Histoire du prince Soly/I/12


CHAPITRE XII.


Comment Prenany apprit la situation de la princesse depuis son absence, & de quelle manière il quitta les Aziniens.


Il y avoit déjà six mois que le jeune prince étoit à Azinie ; & quoiqu’il fût toujours dans les fêtes & dans les plaisirs, il étoit sans cesse occupé de sa princesse : mais il ne pouvoit en avoir de nouvelles, parce qu’elle ignoroit de quel côté il avoit porté ses pas, & il ne pouvoit lui écrire, parce qu’on ne vendoit ni encre ni papier à Azinie.

Un jour que Prenany étoit sorti seul de la ville dès le grand matin, & qu’il avoit pris sa longue sarbacane pour s’amuser dans la campagne, il crut reconnoître un des pages de la princesse Fêlée. Il courut à lui avec précipitation. Est-ce toi, mon cher Agis ? lui dit-il en l’embrassant ; quel heureux hasard fait que je te rencontre en ces lieux ? Viens-tu par l’ordre de la princesse ? Dans qu’elle situation est elle ? Qu’est devenu Solocule ? Fêlée m’aime-t’elle toujours ? La sœur de la reine est-elle encore vivante ? Ne me pardonnera-t’on point à la cour ? Y puis-je retourner, ou suis-je condamné à un exil éternel ? Réponds-moi donc, mon cher Agis, tu me fais mourir d’impatience.

Je ne saurois, dit Agis, répondre à tant de questions à la fois.
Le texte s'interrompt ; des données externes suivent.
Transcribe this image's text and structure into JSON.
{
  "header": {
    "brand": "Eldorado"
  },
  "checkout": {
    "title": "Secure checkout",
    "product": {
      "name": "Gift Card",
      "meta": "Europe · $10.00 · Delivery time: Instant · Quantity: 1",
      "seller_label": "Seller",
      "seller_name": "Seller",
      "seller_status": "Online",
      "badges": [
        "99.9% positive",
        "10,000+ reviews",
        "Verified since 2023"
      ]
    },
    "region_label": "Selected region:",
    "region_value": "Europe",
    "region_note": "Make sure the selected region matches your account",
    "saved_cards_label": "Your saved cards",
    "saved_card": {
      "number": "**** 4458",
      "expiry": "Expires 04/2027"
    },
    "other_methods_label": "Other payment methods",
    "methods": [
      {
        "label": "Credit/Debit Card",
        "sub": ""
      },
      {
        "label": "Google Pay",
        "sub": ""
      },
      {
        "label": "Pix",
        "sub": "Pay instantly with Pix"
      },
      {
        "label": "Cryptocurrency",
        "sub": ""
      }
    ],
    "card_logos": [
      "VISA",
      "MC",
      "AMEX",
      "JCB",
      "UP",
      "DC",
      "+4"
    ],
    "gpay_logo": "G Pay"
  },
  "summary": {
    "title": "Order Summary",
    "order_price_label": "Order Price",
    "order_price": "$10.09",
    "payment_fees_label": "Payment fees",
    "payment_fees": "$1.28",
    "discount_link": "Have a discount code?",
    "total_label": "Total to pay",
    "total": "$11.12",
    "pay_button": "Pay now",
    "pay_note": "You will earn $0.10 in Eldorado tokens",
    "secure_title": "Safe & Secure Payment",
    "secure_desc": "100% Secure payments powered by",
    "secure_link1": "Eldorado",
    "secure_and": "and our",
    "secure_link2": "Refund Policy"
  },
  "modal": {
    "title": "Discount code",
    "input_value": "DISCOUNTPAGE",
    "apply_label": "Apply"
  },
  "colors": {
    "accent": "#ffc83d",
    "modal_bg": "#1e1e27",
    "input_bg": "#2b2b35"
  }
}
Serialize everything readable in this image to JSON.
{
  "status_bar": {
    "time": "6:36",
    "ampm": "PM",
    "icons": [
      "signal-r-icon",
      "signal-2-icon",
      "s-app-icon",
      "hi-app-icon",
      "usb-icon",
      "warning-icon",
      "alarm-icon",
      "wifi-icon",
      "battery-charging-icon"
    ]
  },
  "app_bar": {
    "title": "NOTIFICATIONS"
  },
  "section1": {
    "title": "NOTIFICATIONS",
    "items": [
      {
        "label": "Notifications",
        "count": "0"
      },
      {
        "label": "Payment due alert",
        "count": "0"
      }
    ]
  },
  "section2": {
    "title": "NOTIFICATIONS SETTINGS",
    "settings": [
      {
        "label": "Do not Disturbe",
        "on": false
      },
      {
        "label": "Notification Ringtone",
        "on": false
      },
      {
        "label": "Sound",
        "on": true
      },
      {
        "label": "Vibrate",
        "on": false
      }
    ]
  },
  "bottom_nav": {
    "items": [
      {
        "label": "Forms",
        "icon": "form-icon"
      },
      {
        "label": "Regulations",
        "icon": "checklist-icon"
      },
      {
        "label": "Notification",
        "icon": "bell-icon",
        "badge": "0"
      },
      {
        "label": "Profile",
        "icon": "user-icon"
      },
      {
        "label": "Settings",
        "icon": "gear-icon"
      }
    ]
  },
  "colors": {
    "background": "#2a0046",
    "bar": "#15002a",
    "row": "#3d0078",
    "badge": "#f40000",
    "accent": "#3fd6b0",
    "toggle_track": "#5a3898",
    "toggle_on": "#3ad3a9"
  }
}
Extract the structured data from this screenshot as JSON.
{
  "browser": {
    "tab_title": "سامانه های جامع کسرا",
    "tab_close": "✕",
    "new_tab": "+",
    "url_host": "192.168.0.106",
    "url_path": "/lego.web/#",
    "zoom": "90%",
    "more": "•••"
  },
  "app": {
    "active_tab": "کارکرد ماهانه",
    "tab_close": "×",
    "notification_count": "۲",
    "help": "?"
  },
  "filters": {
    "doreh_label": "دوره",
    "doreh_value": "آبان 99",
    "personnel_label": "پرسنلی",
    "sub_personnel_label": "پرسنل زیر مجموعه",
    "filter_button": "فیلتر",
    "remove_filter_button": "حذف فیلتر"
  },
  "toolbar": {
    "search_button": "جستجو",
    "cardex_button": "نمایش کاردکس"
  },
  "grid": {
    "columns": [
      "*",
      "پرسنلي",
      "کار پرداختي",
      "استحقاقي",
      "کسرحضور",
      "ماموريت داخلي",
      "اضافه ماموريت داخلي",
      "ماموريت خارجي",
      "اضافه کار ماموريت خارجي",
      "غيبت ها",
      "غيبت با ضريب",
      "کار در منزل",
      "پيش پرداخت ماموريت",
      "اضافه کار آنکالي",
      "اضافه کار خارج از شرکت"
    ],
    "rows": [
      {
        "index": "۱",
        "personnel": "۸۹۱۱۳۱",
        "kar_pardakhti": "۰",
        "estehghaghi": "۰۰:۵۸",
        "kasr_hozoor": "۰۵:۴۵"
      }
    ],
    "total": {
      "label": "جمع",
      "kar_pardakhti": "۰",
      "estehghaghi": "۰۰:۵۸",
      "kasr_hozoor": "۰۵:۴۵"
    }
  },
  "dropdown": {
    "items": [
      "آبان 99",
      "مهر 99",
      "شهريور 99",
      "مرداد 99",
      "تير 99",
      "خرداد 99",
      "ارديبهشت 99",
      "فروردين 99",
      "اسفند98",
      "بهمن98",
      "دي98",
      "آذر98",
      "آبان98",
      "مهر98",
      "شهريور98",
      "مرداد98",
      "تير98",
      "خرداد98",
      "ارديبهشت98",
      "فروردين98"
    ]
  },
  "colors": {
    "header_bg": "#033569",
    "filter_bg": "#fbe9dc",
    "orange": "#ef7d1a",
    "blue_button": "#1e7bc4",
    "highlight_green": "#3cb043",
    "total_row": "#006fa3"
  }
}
Reposons-nous ici, & avant qu’il soit deux petites heures, vous saurez tout ce que vous voulez apprendre.

Le lendemain que vous eûtes crevé si adroitement l’œil de Solocule (dit le jeune page après qu’ils se furent assis sur l’herbe), on vous chercha encore vainement dans la forêt : on y alluma des feux pour vous enfumer, si vous étiez encore sur quelque arbre. Mais je savois bien que toutes ces peines étoient inutiles ; car la gouvernante de la princesse, qui, sans me vanter, me veut du bien, & qui compte m’épouser quand ma fortune sera faite, m’avoit instruit de votre fuite.

Les chirurgiens les plus experts guérirent parfaitement l’œil de Solocule, à l’exception qu’il n’en voyoit point du tout. Depuis cette accident, ce jeune prince ne pouvant plus s’appliquer à la chasse, ni aux jeux d’adresse, s’adonna aux sciences, & sa mère lui fit apprendre à jouer de la vielle, comme d’un instrument qui lui convenoit le mieux du monde.

Il s’y appliquoit si vivement, qu’il parvint, en moins de quatre mois, à en jouer à merveille. Comme il étoit toujours amoureux de la princesse, il se faisoit conduire chez elle, & la faisoit danser en lui jouant toutes sortes d’airs, ce qui la réjouissoit si fort, qu’elle faisoit au prince mille amitiés.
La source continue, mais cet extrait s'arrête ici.